If your application can be structured in a way that suits the platform then you could look at a more exotic platform. Depending on what will work with your application, you might be able to host it on a cluster, cloud provider or build the core engine on a GPU, Cell processor or FPGA. However, in doing this you're getting into (quite substantial) additional costs and exotic dependencies that might cause support issues. You will probably also have to bring a third-party consultant who knows how to program the platform.

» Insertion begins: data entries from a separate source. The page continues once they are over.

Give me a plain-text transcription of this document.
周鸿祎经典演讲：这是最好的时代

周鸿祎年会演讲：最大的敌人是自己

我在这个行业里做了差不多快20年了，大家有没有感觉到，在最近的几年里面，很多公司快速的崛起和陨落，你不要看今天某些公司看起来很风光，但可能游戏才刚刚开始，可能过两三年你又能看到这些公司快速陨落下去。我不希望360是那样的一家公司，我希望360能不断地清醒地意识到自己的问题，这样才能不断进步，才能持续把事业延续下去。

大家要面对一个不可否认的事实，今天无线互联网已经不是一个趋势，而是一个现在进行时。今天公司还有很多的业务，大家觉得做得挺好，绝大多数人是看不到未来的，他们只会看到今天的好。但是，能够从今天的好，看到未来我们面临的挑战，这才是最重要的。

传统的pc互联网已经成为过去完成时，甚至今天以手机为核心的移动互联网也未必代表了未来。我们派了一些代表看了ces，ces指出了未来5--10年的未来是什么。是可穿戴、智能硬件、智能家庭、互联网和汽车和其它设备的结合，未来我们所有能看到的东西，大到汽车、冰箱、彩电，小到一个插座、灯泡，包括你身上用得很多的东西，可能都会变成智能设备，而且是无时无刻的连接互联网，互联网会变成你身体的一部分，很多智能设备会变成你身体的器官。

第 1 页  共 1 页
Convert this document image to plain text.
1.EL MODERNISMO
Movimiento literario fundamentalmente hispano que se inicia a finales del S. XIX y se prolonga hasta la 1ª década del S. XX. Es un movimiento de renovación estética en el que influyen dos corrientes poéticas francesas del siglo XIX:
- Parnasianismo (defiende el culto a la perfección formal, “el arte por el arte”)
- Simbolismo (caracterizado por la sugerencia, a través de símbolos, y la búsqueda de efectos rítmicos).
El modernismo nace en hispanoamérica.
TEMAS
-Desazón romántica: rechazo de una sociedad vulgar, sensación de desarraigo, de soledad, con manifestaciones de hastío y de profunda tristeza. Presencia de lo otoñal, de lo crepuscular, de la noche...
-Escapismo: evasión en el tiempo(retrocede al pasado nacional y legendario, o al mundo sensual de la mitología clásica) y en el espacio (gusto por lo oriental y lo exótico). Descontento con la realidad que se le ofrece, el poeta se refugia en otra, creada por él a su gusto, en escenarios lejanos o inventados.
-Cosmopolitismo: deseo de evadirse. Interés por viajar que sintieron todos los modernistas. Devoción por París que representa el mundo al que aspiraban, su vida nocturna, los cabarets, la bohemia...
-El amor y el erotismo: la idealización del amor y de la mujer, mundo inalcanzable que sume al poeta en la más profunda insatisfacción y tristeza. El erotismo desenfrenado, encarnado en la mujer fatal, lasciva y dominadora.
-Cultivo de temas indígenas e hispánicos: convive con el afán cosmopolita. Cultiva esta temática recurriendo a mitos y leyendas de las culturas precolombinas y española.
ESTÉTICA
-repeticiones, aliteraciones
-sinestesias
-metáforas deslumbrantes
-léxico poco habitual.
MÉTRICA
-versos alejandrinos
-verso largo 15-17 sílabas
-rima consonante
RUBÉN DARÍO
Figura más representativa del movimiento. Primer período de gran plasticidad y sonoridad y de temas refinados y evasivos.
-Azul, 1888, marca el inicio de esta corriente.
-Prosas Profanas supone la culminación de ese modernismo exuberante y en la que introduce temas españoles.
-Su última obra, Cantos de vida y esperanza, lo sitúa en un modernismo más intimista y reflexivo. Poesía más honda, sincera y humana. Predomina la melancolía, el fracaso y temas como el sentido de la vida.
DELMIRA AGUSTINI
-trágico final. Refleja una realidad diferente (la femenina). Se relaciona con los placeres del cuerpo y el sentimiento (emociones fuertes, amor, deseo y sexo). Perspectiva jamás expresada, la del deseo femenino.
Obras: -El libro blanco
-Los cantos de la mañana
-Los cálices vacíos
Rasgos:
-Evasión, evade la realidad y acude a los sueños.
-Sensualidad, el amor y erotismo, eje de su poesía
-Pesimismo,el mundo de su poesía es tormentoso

After all that, the best advice is: suck it and see. If you're comfortable with F# you should be able to prototype your application fairly quickly. See how fast it runs and don't worry too much about performance until you have some clear indication that it really will be an issue. Remember, Knuth said that premature optimisation is the root of all evil about 97% of the time. Keep a weather eye out for issues and re-evaluate your strategy if you think performance really will cause trouble.
Edit: If you want to make a packaged application then you will probably be more performance-sensitive than otherwise. In this case performance will probably become an issue sooner than it would with a bespoke system. However, this doesn't affect the basic 'suck it and see' principle.
For example, at the risk of starting a game of buzzword bingo, if your application can be parallelized and made to work on a shared-nothing architecture you might see if one of the cloud server providers [ducks] could be induced to host it. An appropriate front-end could be built to run locally or through a browser. However, on this type of architecture the internet connection to the data source becomes a bottleneck. If you have large data sets then uploading these to the service provider becomes a problem. It may be quicker to process a large dataset locally than to upload it through an internet connection.
I would advise not to bother with optimizations yet. First try to get a working prototype, then find out where computation time is spent. You can probably move the biggest bottlenecks out into C or Fortran when and if needed -- then see how much difference it makes.
As they say, often 90% of the computation is spent in 10% of the code.